Increase the speed of query execution.

Improve overall server performance.

Reduce the waiting time for resource pages to load.

Reduce consumption of hosting server capacity.

Reduce the amount of disk space consumed.

We will try to break down the entire topic of optimization into several points, so that it is more or less clear what makes the “pot boil.”

Why set up a server

In MySQL, performance optimization should start from the server. First of all, you should speed up its operation and reduce the time it takes to process requests. A universal means to achieve all of the above goals is to enable caching. Don't know “what is it”? Now I’ll explain everything.

If caching is enabled on your server instance, the MySQL system automatically “remembers” the query entered by the user. And the next time it is repeated, this query result (for sampling) will not be processed, but taken from the system memory. It turns out that in this way the server “saves” time on issuing a response, and as a result, the site’s response speed increases. This also applies to the overall download speed.

In MySQL, query optimization is applicable to those engines and CMS that operate on the basis of this DBMS and PHP. In this case, the code written in a programming language, to generate a dynamic web page, requests some of its structural parts and contents (records, archives and other taxonomies) from the database.

Thanks to enabled caching in MySQL, executing queries to the DBMS server is much faster. Due to this, the loading speed of the entire resource as a whole increases. And this has a positive effect on both the user experience and the site’s position in search results.

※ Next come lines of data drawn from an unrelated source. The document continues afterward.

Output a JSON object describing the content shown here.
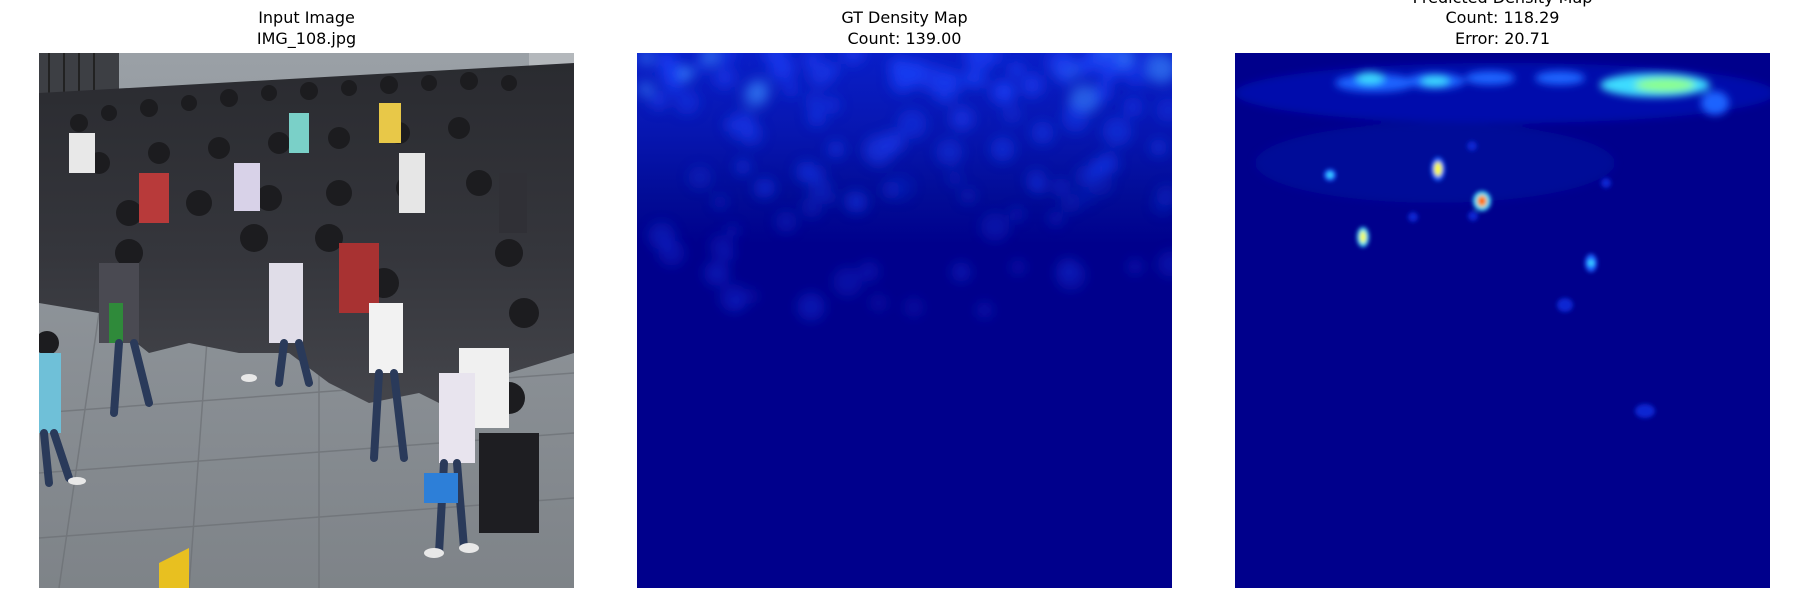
{
  "panels": [
    {
      "title_line_1": "Input Image",
      "title_line_2": "IMG_108.jpg"
    },
    {
      "title_line_1": "GT Density Map",
      "title_line_2": "Count: 139.00"
    },
    {
      "title_line_1": "Predicted Density Map",
      "title_line_2": "Count: 118.29",
      "title_line_3": "Error: 20.71"
    }
  ],
  "colors": {
    "background": "#ffffff",
    "density_base": "#00008c",
    "density_low": "#0a28d2",
    "density_mid": "#1e64ff",
    "density_high": "#3cdcff",
    "density_peak": "#ffff32",
    "density_max": "#ff1e00",
    "pavement": "#8c9196",
    "crowd": "#2d2d32"
  }
}
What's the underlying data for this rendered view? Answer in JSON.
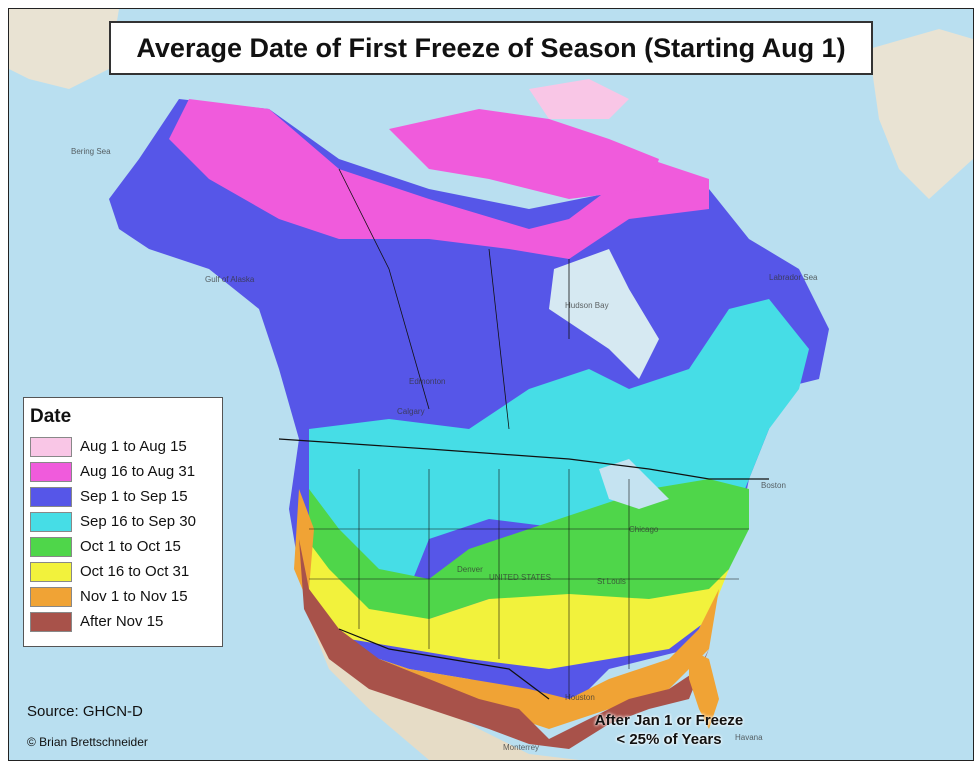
{
  "title": "Average Date of First Freeze of Season (Starting Aug 1)",
  "legend": {
    "title": "Date",
    "items": [
      {
        "label": "Aug 1 to Aug 15",
        "color": "#f9c6e6"
      },
      {
        "label": "Aug 16 to Aug 31",
        "color": "#f05bdc"
      },
      {
        "label": "Sep 1 to Sep 15",
        "color": "#5656e8"
      },
      {
        "label": "Sep 16 to Sep 30",
        "color": "#46dde6"
      },
      {
        "label": "Oct 1 to Oct 15",
        "color": "#4fd64a"
      },
      {
        "label": "Oct 16 to Oct 31",
        "color": "#f2f23c"
      },
      {
        "label": "Nov 1 to Nov 15",
        "color": "#f0a335"
      },
      {
        "label": "After Nov 15",
        "color": "#a8524a"
      }
    ]
  },
  "source": "Source: GHCN-D",
  "credit": "© Brian Brettschneider",
  "note": [
    "After Jan 1 or Freeze",
    "< 25% of Years"
  ],
  "places": [
    "Hudson Bay",
    "Edmonton",
    "Calgary",
    "Chicago",
    "Boston",
    "Denver",
    "UNITED STATES",
    "Houston",
    "Monterrey",
    "Havana",
    "St Louis",
    "Labrador Sea",
    "Gulf of Alaska",
    "Bering Sea"
  ],
  "colors": {
    "ocean": "#b9dff0",
    "land_unclassified": "#e6dcc6",
    "border": "#111111"
  }
}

Enable and configure caching

But let's get back from “boring” theory to interesting practice. We will continue further optimization of the MySQL database by checking the caching status on your database server. To do this using special request we will output the values of all system variables:

It's a completely different matter.

Let's do it small review the obtained values, which will be useful to us for optimizing MySQL databases:

have_query_cache – the value indicates whether query caching is “ON” or not.

query_cache_type – displays the active cache type. We need the value "ON". This indicates that caching is enabled for all types of selection (SELECT command). Except for those that use the SQL_NO_CACHE parameter (prohibits saving information about this query).

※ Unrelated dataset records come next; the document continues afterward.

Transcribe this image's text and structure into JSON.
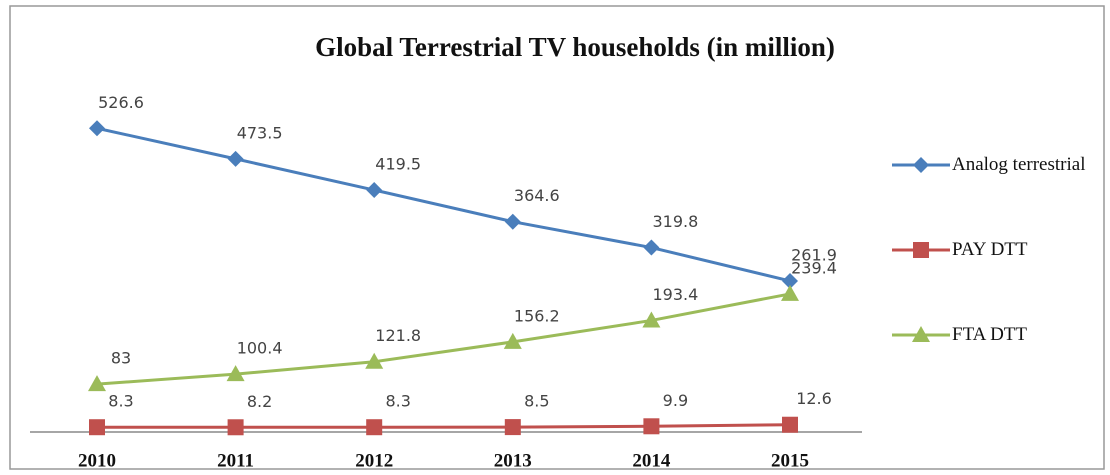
{
  "chart_data": {
    "type": "line",
    "title": "Global Terrestrial TV households (in million)",
    "categories": [
      "2010",
      "2011",
      "2012",
      "2013",
      "2014",
      "2015"
    ],
    "series": [
      {
        "name": "Analog terrestrial",
        "color": "#4a7ebb",
        "marker": "diamond",
        "values": [
          526.6,
          473.5,
          419.5,
          364.6,
          319.8,
          261.9
        ]
      },
      {
        "name": "PAY DTT",
        "color": "#c0504d",
        "marker": "square",
        "values": [
          8.3,
          8.2,
          8.3,
          8.5,
          9.9,
          12.6
        ]
      },
      {
        "name": "FTA DTT",
        "color": "#9bbb59",
        "marker": "triangle",
        "values": [
          83,
          100.4,
          121.8,
          156.2,
          193.4,
          239.4
        ]
      }
    ],
    "ylim": [
      0,
      560
    ],
    "legend": "right"
  }
}
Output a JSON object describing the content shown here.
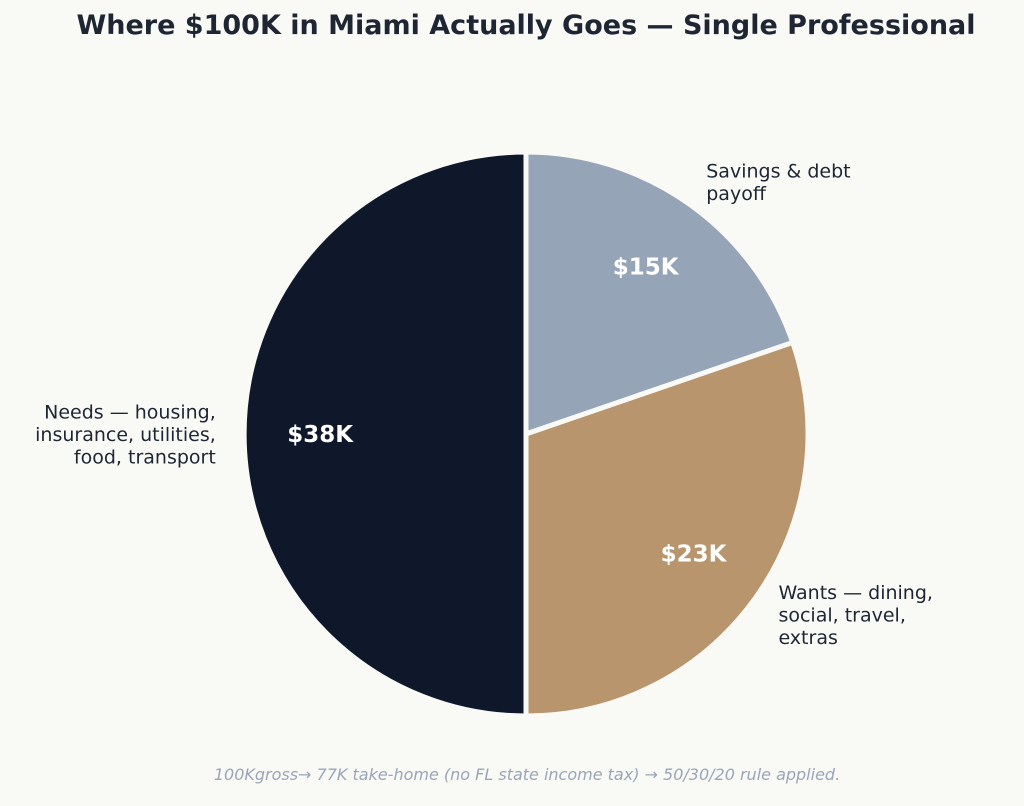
{
  "title": "Where $100K in Miami Actually Goes — Single Professional",
  "caption": "100Kgross→ 77K take-home (no FL state income tax) → 50/30/20 rule applied.",
  "chart_data": {
    "type": "pie",
    "start_angle_deg": 90,
    "direction": "clockwise",
    "slices": [
      {
        "label": "Savings & debt payoff",
        "label_lines": [
          "Savings & debt",
          "payoff"
        ],
        "value": 15,
        "value_label": "$15K",
        "color": "#96a4b8"
      },
      {
        "label": "Wants — dining, social, travel, extras",
        "label_lines": [
          "Wants — dining,",
          "social, travel,",
          "extras"
        ],
        "value": 23,
        "value_label": "$23K",
        "color": "#b8956c"
      },
      {
        "label": "Needs — housing, insurance, utilities, food, transport",
        "label_lines": [
          "Needs — housing,",
          "insurance, utilities,",
          "food, transport"
        ],
        "value": 38,
        "value_label": "$38K",
        "color": "#0f172a"
      }
    ]
  }
}
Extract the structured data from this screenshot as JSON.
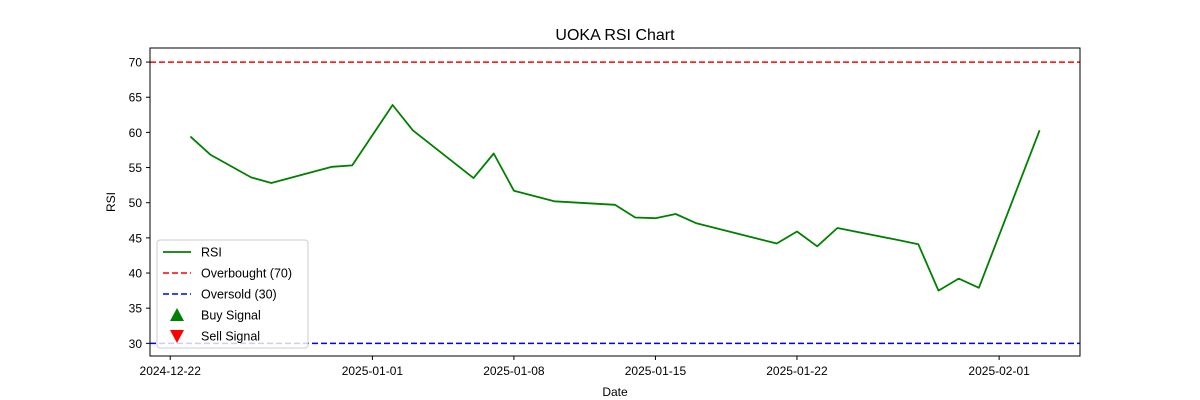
{
  "chart_data": {
    "type": "line",
    "title": "UOKA RSI Chart",
    "xlabel": "Date",
    "ylabel": "RSI",
    "ylim": [
      28.2,
      72.0
    ],
    "xlim": [
      "2024-12-21",
      "2025-02-05"
    ],
    "x_tick_labels": [
      "2024-12-22",
      "2025-01-01",
      "2025-01-08",
      "2025-01-15",
      "2025-01-22",
      "2025-02-01"
    ],
    "y_tick_labels": [
      "30",
      "35",
      "40",
      "45",
      "50",
      "55",
      "60",
      "65",
      "70"
    ],
    "grid": false,
    "legend_position": "lower-left",
    "series": [
      {
        "name": "RSI",
        "color": "#008000",
        "style": "solid",
        "points": [
          {
            "x": "2024-12-23",
            "y": 59.4
          },
          {
            "x": "2024-12-24",
            "y": 56.8
          },
          {
            "x": "2024-12-26",
            "y": 53.6
          },
          {
            "x": "2024-12-27",
            "y": 52.8
          },
          {
            "x": "2024-12-30",
            "y": 55.1
          },
          {
            "x": "2024-12-31",
            "y": 55.3
          },
          {
            "x": "2025-01-02",
            "y": 63.9
          },
          {
            "x": "2025-01-03",
            "y": 60.3
          },
          {
            "x": "2025-01-06",
            "y": 53.5
          },
          {
            "x": "2025-01-07",
            "y": 57.0
          },
          {
            "x": "2025-01-08",
            "y": 51.7
          },
          {
            "x": "2025-01-10",
            "y": 50.2
          },
          {
            "x": "2025-01-13",
            "y": 49.7
          },
          {
            "x": "2025-01-14",
            "y": 47.9
          },
          {
            "x": "2025-01-15",
            "y": 47.8
          },
          {
            "x": "2025-01-16",
            "y": 48.4
          },
          {
            "x": "2025-01-17",
            "y": 47.1
          },
          {
            "x": "2025-01-21",
            "y": 44.2
          },
          {
            "x": "2025-01-22",
            "y": 45.9
          },
          {
            "x": "2025-01-23",
            "y": 43.8
          },
          {
            "x": "2025-01-24",
            "y": 46.4
          },
          {
            "x": "2025-01-27",
            "y": 44.7
          },
          {
            "x": "2025-01-28",
            "y": 44.1
          },
          {
            "x": "2025-01-29",
            "y": 37.5
          },
          {
            "x": "2025-01-30",
            "y": 39.2
          },
          {
            "x": "2025-01-31",
            "y": 37.9
          },
          {
            "x": "2025-02-03",
            "y": 60.3
          }
        ]
      },
      {
        "name": "Overbought (70)",
        "color": "#ff0000",
        "style": "dashed",
        "y": 70
      },
      {
        "name": "Oversold (30)",
        "color": "#0000ff",
        "style": "dashed",
        "y": 30
      }
    ],
    "markers": [
      {
        "name": "Buy Signal",
        "color": "#008000",
        "shape": "triangle-up",
        "points": []
      },
      {
        "name": "Sell Signal",
        "color": "#ff0000",
        "shape": "triangle-down",
        "points": []
      }
    ]
  }
}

We have all the settings set correctly.

We measure the cache for indexes and keys

Now you need to check how much RAM is allocated for indexes and keys. It is recommended to set this parameter, important for optimizing the MySQL database, to 20-30% of the amount of RAM available to the server. For example, if 4 “hectares” are allocated for a DBMS instance, then feel free to set 32 “meters”. But it all depends on the characteristics of a particular database and its structure (types) of tables.

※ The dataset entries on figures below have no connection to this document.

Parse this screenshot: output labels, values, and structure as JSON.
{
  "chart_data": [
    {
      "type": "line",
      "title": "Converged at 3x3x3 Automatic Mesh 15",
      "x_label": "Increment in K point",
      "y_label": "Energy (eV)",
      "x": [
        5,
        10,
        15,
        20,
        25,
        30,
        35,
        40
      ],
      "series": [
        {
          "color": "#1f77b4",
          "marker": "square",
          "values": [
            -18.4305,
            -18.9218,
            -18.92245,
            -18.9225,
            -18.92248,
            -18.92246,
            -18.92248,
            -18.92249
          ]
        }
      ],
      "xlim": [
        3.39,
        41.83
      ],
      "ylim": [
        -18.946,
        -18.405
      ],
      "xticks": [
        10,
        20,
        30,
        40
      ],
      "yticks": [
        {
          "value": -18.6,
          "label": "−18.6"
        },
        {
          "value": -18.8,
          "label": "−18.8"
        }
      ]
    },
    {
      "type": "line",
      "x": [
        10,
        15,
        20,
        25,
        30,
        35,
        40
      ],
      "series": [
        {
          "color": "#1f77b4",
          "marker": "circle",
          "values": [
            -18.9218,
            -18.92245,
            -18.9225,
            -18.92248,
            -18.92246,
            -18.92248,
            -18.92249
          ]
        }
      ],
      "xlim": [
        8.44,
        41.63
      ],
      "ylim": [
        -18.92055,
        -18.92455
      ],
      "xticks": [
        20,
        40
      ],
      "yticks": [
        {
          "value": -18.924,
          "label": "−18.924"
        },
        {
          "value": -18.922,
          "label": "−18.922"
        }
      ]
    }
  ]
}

To set the parameter value, you need to edit the contents of the my.ini configuration file, which in Denver is located at the following path: F:\Webserver\usr\local\mysql-5.5

Open the file using Notepad. Then we find the key_buffer_size parameter in it and set the optimal size for your PC system (depending on the “hectares” of RAM). After this, you need to restart the database server.

The DBMS uses several additional subsystems (low-level), and all their main settings are also specified in this file configurations. Therefore, if you need to optimize MySQL InnoDB, then welcome here. We will study this topic in more detail in one of our next materials.

Measuring the level of indexes

The use of indexes in tables significantly increases the speed of processing and generating a DBMS response to an entered query. MySQL constantly “measures” the level of index and key usage in each database. For getting given value use query:

SHOW STATUS LIKE "handler_read%"

In the resulting result, we are interested in the value in the Handler_read_key line. If the number indicated there is small, then this indicates that indexes are almost never used in this database. And this is bad (like ours).